The pending world record Rubberlip Surfperch. At least when it finally happened, it happened in a big way.
It was all good from there. We fished some more, the kid got a few nice perch, and we enjoyed the weather. All was right with the world. Kevin and Jake had to leave around noon, but I stuck it out for the afternoon, basking in the glow of finally catching one the darn things.
Jake Riley and a beautiful walleye surfperch.
But wait, it gets even better! Around 2, I was fishing a live shrimp on the other side of the pier and got another solid bite. As the fish surged around the pilings, I predicted it was another rubberlip, not quite as big as the first. But I was wrong. It was a black surfperch, and it was huge – over a pound. I dug into the IGFA record book I carry for just such an occasion, and indeed, there was no record for this species either. One new species and two world records in one day. Forty five minutes from my house. In January. In shirtsleeves. This is why I live in California.
A beast of a Black Surfperch. Two pending records in one day. And this time, no one threw anything on me.

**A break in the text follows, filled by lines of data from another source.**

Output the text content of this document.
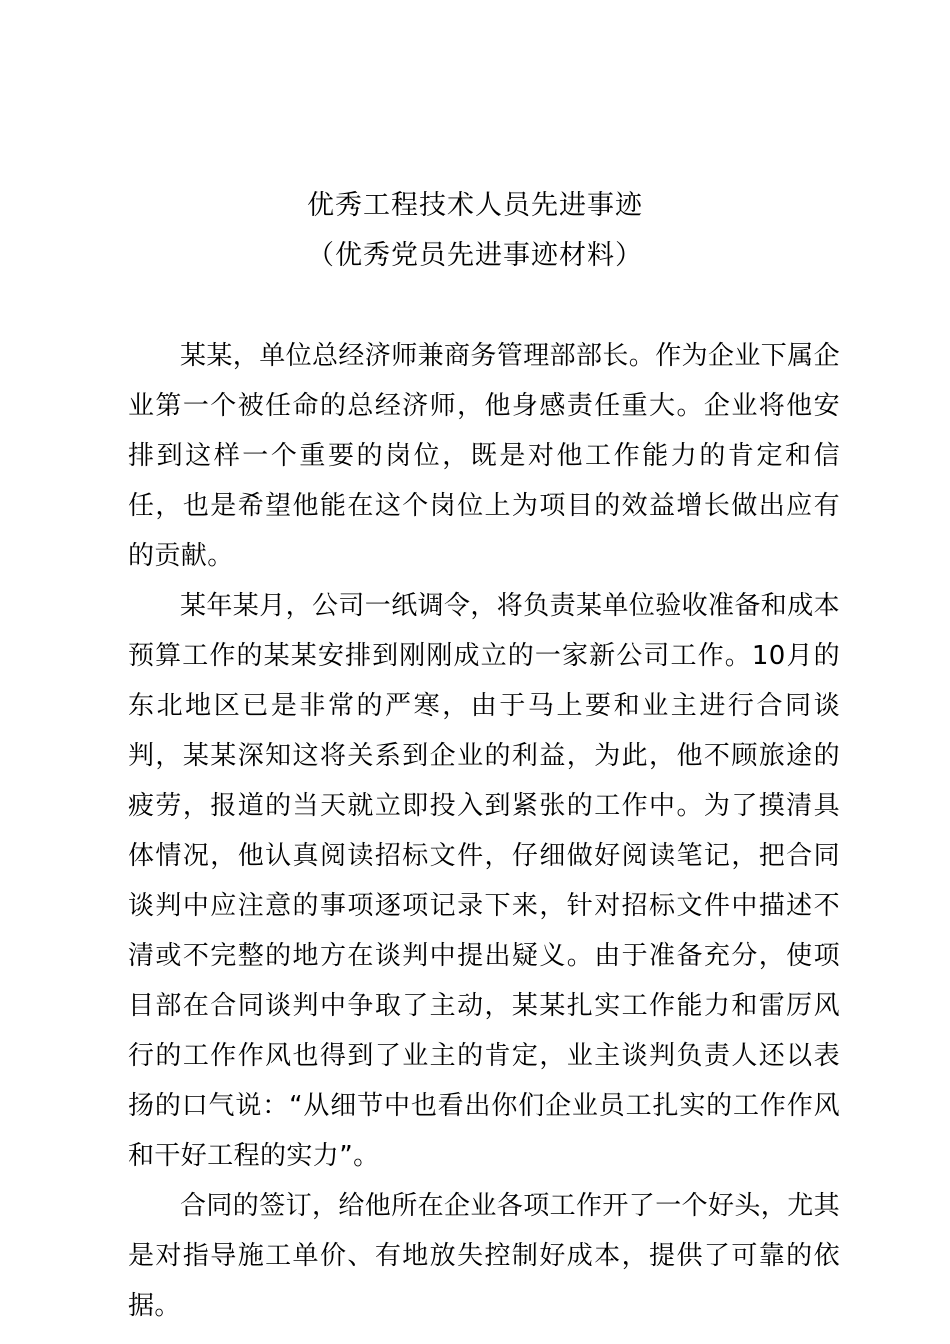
优秀工程技术人员先进事迹
（优秀党员先进事迹材料）

某某，单位总经济师兼商务管理部部长。作为企业下属企业第一个被任命的总经济师，他身感责任重大。企业将他安排到这样一个重要的岗位，既是对他工作能力的肯定和信任，也是希望他能在这个岗位上为项目的效益增长做出应有的贡献。

某年某月，公司一纸调令，将负责某单位验收准备和成本预算工作的某某安排到刚刚成立的一家新公司工作。10月的东北地区已是非常的严寒，由于马上要和业主进行合同谈判，某某深知这将关系到企业的利益，为此，他不顾旅途的疲劳，报道的当天就立即投入到紧张的工作中。为了摸清具体情况，他认真阅读招标文件，仔细做好阅读笔记，把合同谈判中应注意的事项逐项记录下来，针对招标文件中描述不清或不完整的地方在谈判中提出疑义。由于准备充分，使项目部在合同谈判中争取了主动，某某扎实工作能力和雷厉风行的工作作风也得到了业主的肯定，业主谈判负责人还以表扬的口气说：“从细节中也看出你们企业员工扎实的工作作风和干好工程的实力”。

合同的签订，给他所在企业各项工作开了一个好头，尤其是对指导施工单价、有地放失控制好成本，提供了可靠的依据。
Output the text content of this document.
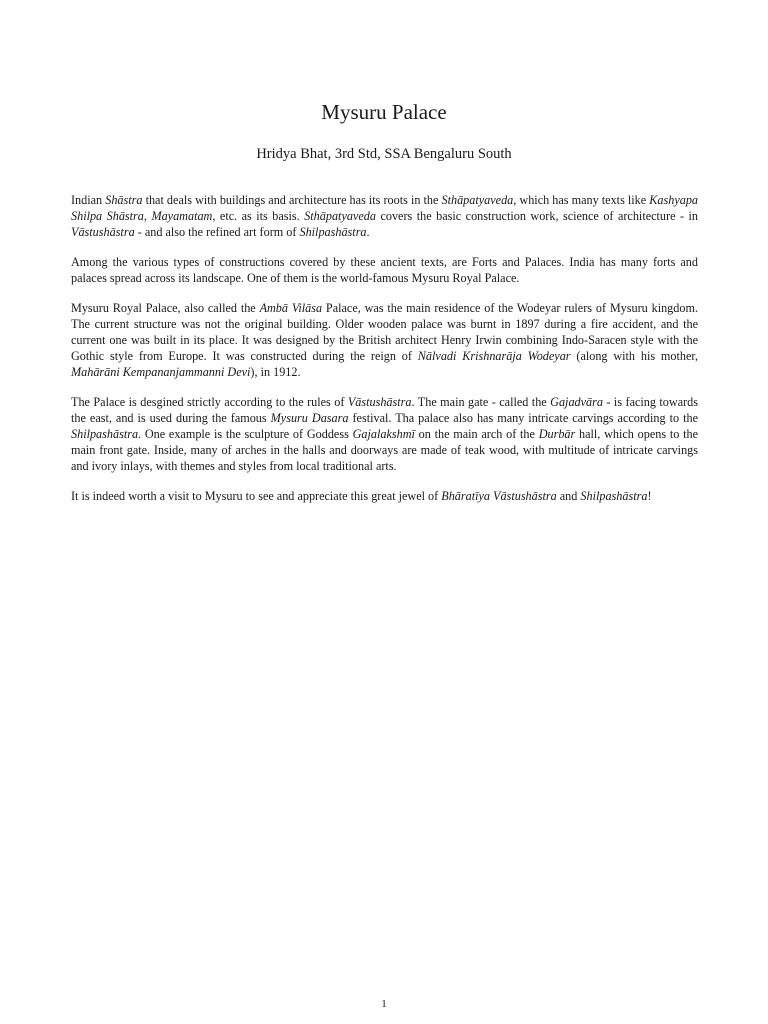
Mysuru Palace
Hridya Bhat, 3rd Std, SSA Bengaluru South

Indian Shāstra that deals with buildings and architecture has its roots in the Sthāpatyaveda, which has many texts like Kashyapa Shilpa Shāstra, Mayamatam, etc. as its basis. Sthāpatyaveda covers the basic construction work, science of architecture - in Vāstushāstra - and also the refined art form of Shilpashāstra.

Among the various types of constructions covered by these ancient texts, are Forts and Palaces. India has many forts and palaces spread across its landscape. One of them is the world-famous Mysuru Royal Palace.

Mysuru Royal Palace, also called the Ambā Vilāsa Palace, was the main residence of the Wodeyar rulers of Mysuru kingdom. The current structure was not the original building. Older wooden palace was burnt in 1897 during a fire accident, and the current one was built in its place. It was designed by the British architect Henry Irwin combining Indo-Saracen style with the Gothic style from Europe. It was constructed during the reign of Nālvadi Krishnarāja Wodeyar (along with his mother, Mahārāni Kempananjammanni Devi), in 1912.

The Palace is desgined strictly according to the rules of Vāstushāstra. The main gate - called the Gajadvāra - is facing towards the east, and is used during the famous Mysuru Dasara festival. Tha palace also has many intricate carvings according to the Shilpashāstra. One example is the sculpture of Goddess Gajalakshmī on the main arch of the Durbār hall, which opens to the main front gate. Inside, many of arches in the halls and doorways are made of teak wood, with multitude of intricate carvings and ivory inlays, with themes and styles from local traditional arts.

It is indeed worth a visit to Mysuru to see and appreciate this great jewel of Bhāratīya Vāstushāstra and Shilpashāstra!

1
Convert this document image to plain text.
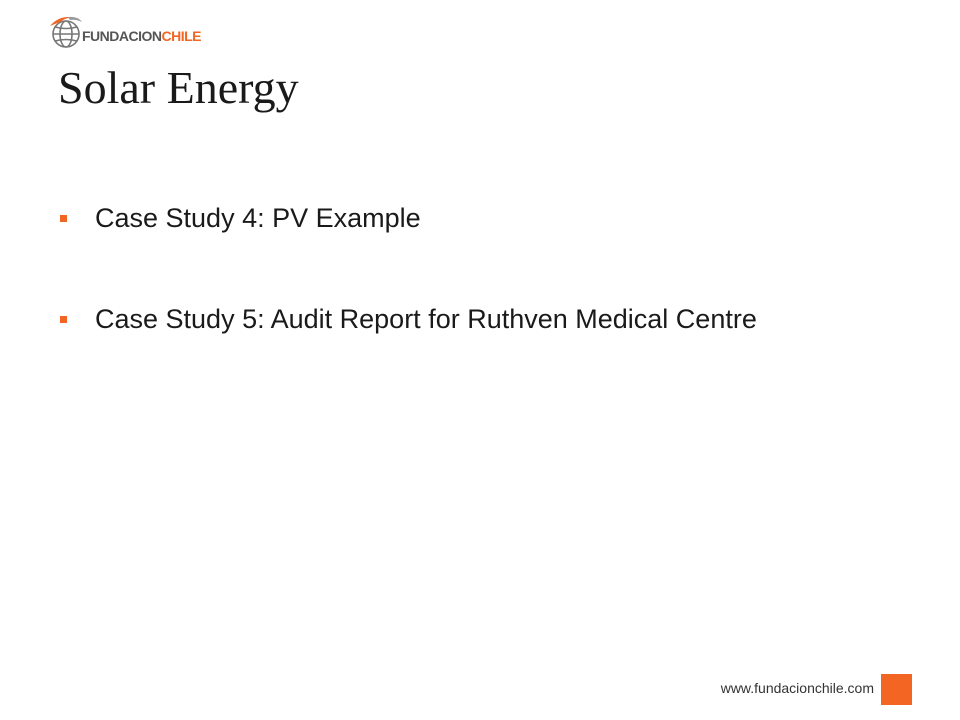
FUNDACIONCHILE
Solar Energy
Case Study 4: PV Example
Case Study 5: Audit Report for Ruthven Medical Centre
www.fundacionchile.com
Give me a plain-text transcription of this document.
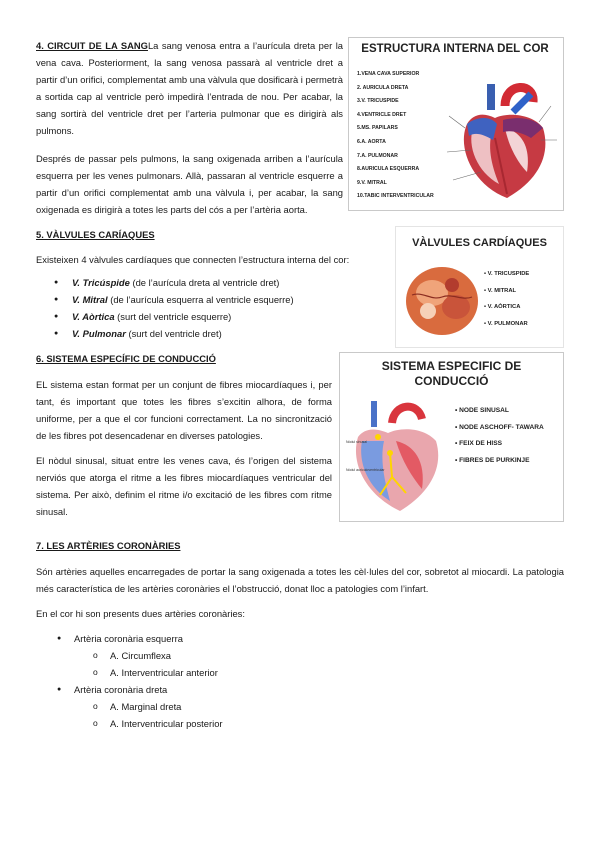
4. CIRCUIT DE LA SANGLa sang venosa entra a l’aurícula dreta per la vena cava. Posteriorment, la sang venosa passarà al ventricle dret a partir d’un orifici, complementat amb una vàlvula que dosificarà i permetrà a sortida cap al ventricle però impedirà l’entrada de nou. Per acabar, la sang sortirà del ventricle dret per l’arteria pulmonar que es dirigirà als pulmons.

Després de passar pels pulmons, la sang oxigenada arriben a l’aurícula esquerra per les venes pulmonars. Allà, passaran al ventricle esquerre a partir d’un orifici complementat amb una vàlvula i, per acabar, la sang oxigenada es dirigirà a totes les parts del cós a per l’artèria aorta.

ESTRUCTURA INTERNA DEL COR
1.VENA CAVA SUPERIOR
2. AURICULA DRETA
3.V. TRICUSPIDE
4.VENTRICLE DRET
5.MS. PAPILARS
6.A. AORTA
7.A. PULMONAR
8.AURICULA ESQUERRA
9.V. MITRAL
10.TABIC INTERVENTRICULAR
5. VÀLVULES CARÍAQUES

Existeixen 4 vàlvules cardíaques que connecten l’estructura interna del cor:

● V. Tricúspide (de l’aurícula dreta al ventricle dret)
● V. Mitral (de l’aurícula esquerra al ventricle esquerre)
● V. Aòrtica (surt del ventricle esquerre)
● V. Pulmonar (surt del ventricle dret)
VÀLVULES CARDÍAQUES
• V. TRICUSPIDE
• V. MITRAL
• V. AÒRTICA
• V. PULMONAR
6. SISTEMA ESPECÍFIC DE CONDUCCIÓ

EL sistema estan format per un conjunt de fibres miocardíaques i, per tant, és important que totes les fibres s’excitin alhora, de forma uniforme, per a que el cor funcioni correctament. La no sincronització de les fibres pot desencadenar en diverses patologies.

El nòdul sinusal, situat entre les venes cava, és l’origen del sistema nerviós que atorga el ritme a les fibres miocardíaques ventricular del sistema. Per això, definim el ritme i/o excitació de les fibres com ritme sinusal.

SISTEMA ESPECIFIC DE CONDUCCIÓ
Nòdul sinusal
Nòdul auriculoventricular
• NODE SINUSAL
• NODE ASCHOFF- TAWARA
• FEIX DE HISS
• FIBRES DE PURKINJE
7. LES ARTÈRIES CORONÀRIES

Són artèries aquelles encarregades de portar la sang oxigenada a totes les cèl·lules del cor, sobretot al miocardi. La patologia més característica de les artèries coronàries el l’obstrucció, donat lloc a patologies com l’infart.

En el cor hi son presents dues artèries coronàries:

● Artèria coronària esquerra
o A. Circumflexa
o A. Interventricular anterior
● Artèria coronària dreta
o A. Marginal dreta
o A. Interventricular posterior
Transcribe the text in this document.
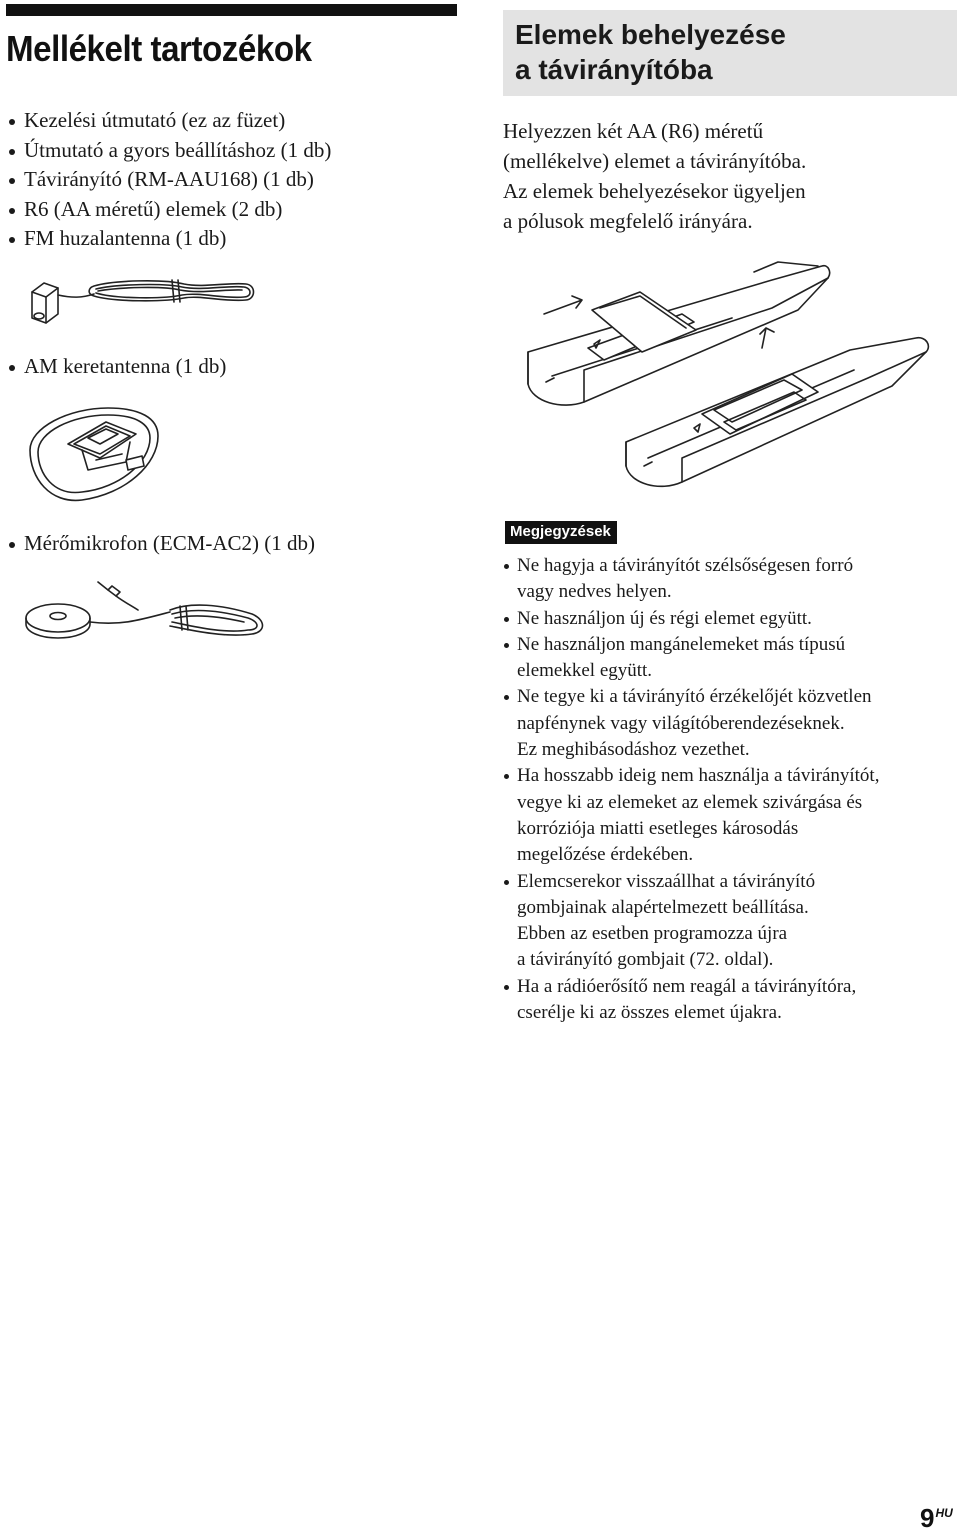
Mellékelt tartozékok
Kezelési útmutató (ez az füzet)
Útmutató a gyors beállításhoz (1 db)
Távirányító (RM-AAU168) (1 db)
R6 (AA méretű) elemek (2 db)
FM huzalantenna (1 db)
AM keretantenna (1 db)
Mérőmikrofon (ECM-AC2) (1 db)
Elemek behelyezése
a távirányítóba

Helyezzen két AA (R6) méretű
(mellékelve) elemet a távirányítóba.
Az elemek behelyezésekor ügyeljen
a pólusok megfelelő irányára.

Megjegyzések
Ne hagyja a távirányítót szélsőségesen forró
vagy nedves helyen.
Ne használjon új és régi elemet együtt.
Ne használjon mangánelemeket más típusú
elemekkel együtt.
Ne tegye ki a távirányító érzékelőjét közvetlen
napfénynek vagy világítóberendezéseknek.
Ez meghibásodáshoz vezethet.
Ha hosszabb ideig nem használja a távirányítót,
vegye ki az elemeket az elemek szivárgása és
korróziója miatti esetleges károsodás
megelőzése érdekében.
Elemcserekor visszaállhat a távirányító
gombjainak alapértelmezett beállítása.
Ebben az esetben programozza újra
a távirányító gombjait (72. oldal).
Ha a rádióerősítő nem reagál a távirányítóra,
cserélje ki az összes elemet újakra.
$9^{HU}$
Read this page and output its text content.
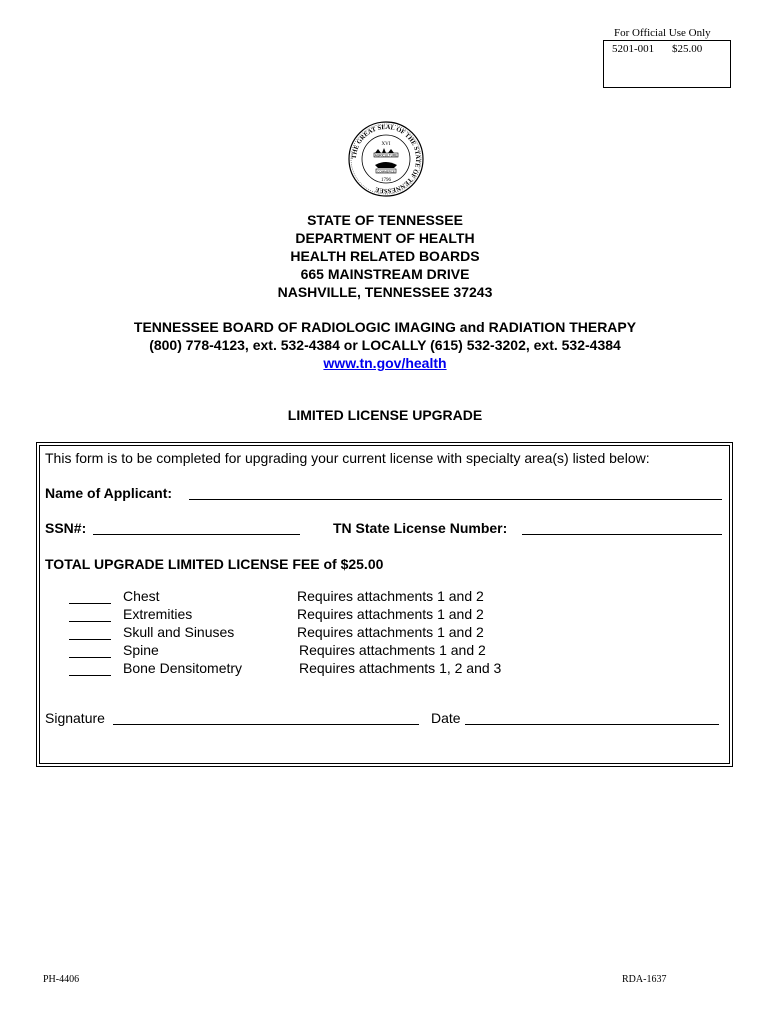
For Official Use Only
5201-001 $25.00
THE GREAT SEAL OF THE STATE OF TENNESSEE
XVI
AGRICULTURE
COMMERCE
1796
STATE OF TENNESSEE
DEPARTMENT OF HEALTH
HEALTH RELATED BOARDS
665 MAINSTREAM DRIVE
NASHVILLE, TENNESSEE 37243
TENNESSEE BOARD OF RADIOLOGIC IMAGING and RADIATION THERAPY
(800) 778-4123, ext. 532-4384 or LOCALLY (615) 532-3202, ext. 532-4384
www.tn.gov/health
LIMITED LICENSE UPGRADE
This form is to be completed for upgrading your current license with specialty area(s) listed below:
Name of Applicant:
SSN#:	TN State License Number:
TOTAL UPGRADE LIMITED LICENSE FEE of $25.00
Chest	Requires attachments 1 and 2
Extremities	Requires attachments 1 and 2
Skull and Sinuses	Requires attachments 1 and 2
Spine	Requires attachments 1 and 2
Bone Densitometry	Requires attachments 1, 2 and 3
Signature	Date
PH-4406	RDA-1637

This blog episode is dedicated to the departed guy. Whoever you were, your loved ones certainly tried their best to give you a nice sendoff in a beautiful place that was probably very special to you. I’m sorry some of you ended up on my shoes, but life doesn’t always go like we plan it. I hope you have a good sense of humor, and can look down on this and chuckle a bit.
The Tiburon waterfront looking toward the Golden Gate.